County Judge Scott Felton noted that some legislators want to further limit how counties and cities can raise property tax rates without voter approval.

“If there’s going to be regulation or rules put on how we can fix financial problems, then there needs to be rules put on why those problems got here in the first place, and much of that is things the state has caused us to pay for that we didn’t have to pay for in the past,” Felton said.

Felton said that when the state imposes new burdens without paying for them, it hurts counties’ ability to make financial plans and meet bond obligations.

Last year in McLennan County, $11.14 million of the county’s budget went toward state-mandated services, Felton said, including the following:

  • Almost $3.7 million to appoint attorneys in criminal cases,
  • More than $1.1 million to appoint attorneys in Child Protective Services cases,
  • More than $1.4 million to support and maintain state prisoners in county jails pending transfer to the Texas Department of Criminal Justice,
  • More than $1.8 million to fund state district courts, and
  • More than $70,000 to provide support staff, office facilities, utilities, and equipment for locally stationed Texas Department of Public Safety troopers.

Precinct 4 Commissioner Ben Perry agreed that if the state is seriously going to consider revenue caps it needs to also review its unfunded mandates.

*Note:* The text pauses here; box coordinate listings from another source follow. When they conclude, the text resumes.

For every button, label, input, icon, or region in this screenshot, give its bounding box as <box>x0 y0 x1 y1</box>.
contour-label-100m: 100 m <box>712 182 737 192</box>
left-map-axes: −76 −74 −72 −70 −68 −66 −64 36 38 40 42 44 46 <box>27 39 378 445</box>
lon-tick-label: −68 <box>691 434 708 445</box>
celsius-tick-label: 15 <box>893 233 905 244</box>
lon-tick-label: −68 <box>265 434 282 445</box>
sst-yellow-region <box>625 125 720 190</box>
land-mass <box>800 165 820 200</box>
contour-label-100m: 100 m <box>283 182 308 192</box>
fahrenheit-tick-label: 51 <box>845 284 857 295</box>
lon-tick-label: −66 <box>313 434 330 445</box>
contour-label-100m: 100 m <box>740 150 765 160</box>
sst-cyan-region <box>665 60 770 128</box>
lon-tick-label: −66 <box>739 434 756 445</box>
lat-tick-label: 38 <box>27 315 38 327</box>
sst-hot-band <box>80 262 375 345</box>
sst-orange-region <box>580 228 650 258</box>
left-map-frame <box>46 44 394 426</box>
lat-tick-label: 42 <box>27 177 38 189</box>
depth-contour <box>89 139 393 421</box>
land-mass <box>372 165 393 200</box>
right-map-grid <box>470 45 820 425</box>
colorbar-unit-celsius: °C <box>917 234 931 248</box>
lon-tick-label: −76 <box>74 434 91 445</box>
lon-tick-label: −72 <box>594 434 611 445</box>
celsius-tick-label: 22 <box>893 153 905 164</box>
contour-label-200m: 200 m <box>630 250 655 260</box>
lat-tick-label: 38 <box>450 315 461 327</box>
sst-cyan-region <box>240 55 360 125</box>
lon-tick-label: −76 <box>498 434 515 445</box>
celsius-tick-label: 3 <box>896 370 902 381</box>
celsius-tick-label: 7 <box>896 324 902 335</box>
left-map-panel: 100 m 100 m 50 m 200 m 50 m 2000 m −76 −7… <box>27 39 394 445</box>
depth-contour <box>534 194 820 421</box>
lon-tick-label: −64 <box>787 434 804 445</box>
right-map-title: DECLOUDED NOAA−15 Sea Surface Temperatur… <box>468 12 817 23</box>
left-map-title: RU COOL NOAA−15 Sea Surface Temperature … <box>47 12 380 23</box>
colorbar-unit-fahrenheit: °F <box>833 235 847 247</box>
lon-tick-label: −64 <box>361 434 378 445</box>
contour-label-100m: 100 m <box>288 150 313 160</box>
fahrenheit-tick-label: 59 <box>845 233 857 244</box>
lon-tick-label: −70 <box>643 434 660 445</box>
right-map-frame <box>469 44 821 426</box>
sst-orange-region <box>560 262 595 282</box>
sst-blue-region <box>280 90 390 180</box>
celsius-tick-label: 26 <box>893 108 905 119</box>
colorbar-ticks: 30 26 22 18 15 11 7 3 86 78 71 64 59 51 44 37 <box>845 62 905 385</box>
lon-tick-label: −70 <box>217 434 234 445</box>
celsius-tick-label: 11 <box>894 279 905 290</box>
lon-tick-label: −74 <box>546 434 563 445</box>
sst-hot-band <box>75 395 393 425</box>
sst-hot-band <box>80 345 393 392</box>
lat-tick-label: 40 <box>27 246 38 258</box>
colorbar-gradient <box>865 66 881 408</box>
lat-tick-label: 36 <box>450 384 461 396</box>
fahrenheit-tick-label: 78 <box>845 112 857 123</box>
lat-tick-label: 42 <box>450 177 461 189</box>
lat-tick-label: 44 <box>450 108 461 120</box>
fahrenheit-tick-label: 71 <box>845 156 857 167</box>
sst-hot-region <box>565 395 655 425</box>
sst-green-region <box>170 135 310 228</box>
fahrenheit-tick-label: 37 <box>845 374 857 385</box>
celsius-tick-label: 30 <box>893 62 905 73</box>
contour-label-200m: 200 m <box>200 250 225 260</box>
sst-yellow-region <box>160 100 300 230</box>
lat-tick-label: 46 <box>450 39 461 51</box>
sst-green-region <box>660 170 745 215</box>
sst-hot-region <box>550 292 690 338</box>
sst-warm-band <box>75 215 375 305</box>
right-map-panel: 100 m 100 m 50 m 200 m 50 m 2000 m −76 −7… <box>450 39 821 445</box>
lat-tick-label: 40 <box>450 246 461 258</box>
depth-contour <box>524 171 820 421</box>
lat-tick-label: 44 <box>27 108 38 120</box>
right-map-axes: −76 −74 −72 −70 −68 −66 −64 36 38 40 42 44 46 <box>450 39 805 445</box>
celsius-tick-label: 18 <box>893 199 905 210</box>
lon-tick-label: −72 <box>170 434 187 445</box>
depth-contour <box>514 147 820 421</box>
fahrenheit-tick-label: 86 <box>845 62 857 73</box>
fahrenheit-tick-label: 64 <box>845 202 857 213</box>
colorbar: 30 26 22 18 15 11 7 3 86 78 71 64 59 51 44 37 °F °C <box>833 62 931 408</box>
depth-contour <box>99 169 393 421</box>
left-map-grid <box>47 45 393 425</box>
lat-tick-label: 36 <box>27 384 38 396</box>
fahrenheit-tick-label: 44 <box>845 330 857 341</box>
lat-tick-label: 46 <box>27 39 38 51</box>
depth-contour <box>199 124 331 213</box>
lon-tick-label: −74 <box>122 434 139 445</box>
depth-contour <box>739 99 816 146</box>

“The revenue cap, whether you’re for it or against it, will definitely in certain situations handcuff municipalities or counties in regards to raising necessary revenue for whatever may face that particular entity at that time,” Perry said.

Eight-liners

A Waco police officer walks past a row of eight-liners during a raid in the Rio Grande Resale Grocery, Tobacco & Gifts, 901 N. 25th St.

County commissioners Tuesday also voted to support legislation to regulate the operation of game rooms.

The 83rd and 85th Texas Legislatures amended the Texas Local Government Code to add a subchapter allowing certain counties to regulate game rooms, which are businesses with six or more skill or pleasure coin-operated machines. The law targets eight-liners, electronic machines that are often associated with illegal gambling.

McLennan County is not one of the counties with the authority to regulate eight-liner operations, though the city of Waco regulates them.

The city of Waco has received complaints of increased criminal activities around game rooms, according to the resolution.

Perry said the Texas Local Government Code amendment would involve changing the population bracket that defines which counties may regulate game rooms.

“It would automatically qualify us if they can get the population wording change to include a county of our size,” he said.

The move would allow the sheriff’s office, or any law enforcement agency in the county, to enforce laws regarding game rooms, Perry said.

The Waco City Council also approved a resolution Tuesday in support of eight-liner legislation.

“That’s been something that I think many of us have heard from many of our constituents, that the illegal gambling activities in our community are creating significant problems,” Council member Dillon Meek said. “And so I think that this is a small step, an easy step, that the city is doing to support the county and hopefully the Legislature in being able to take some action on this issue.”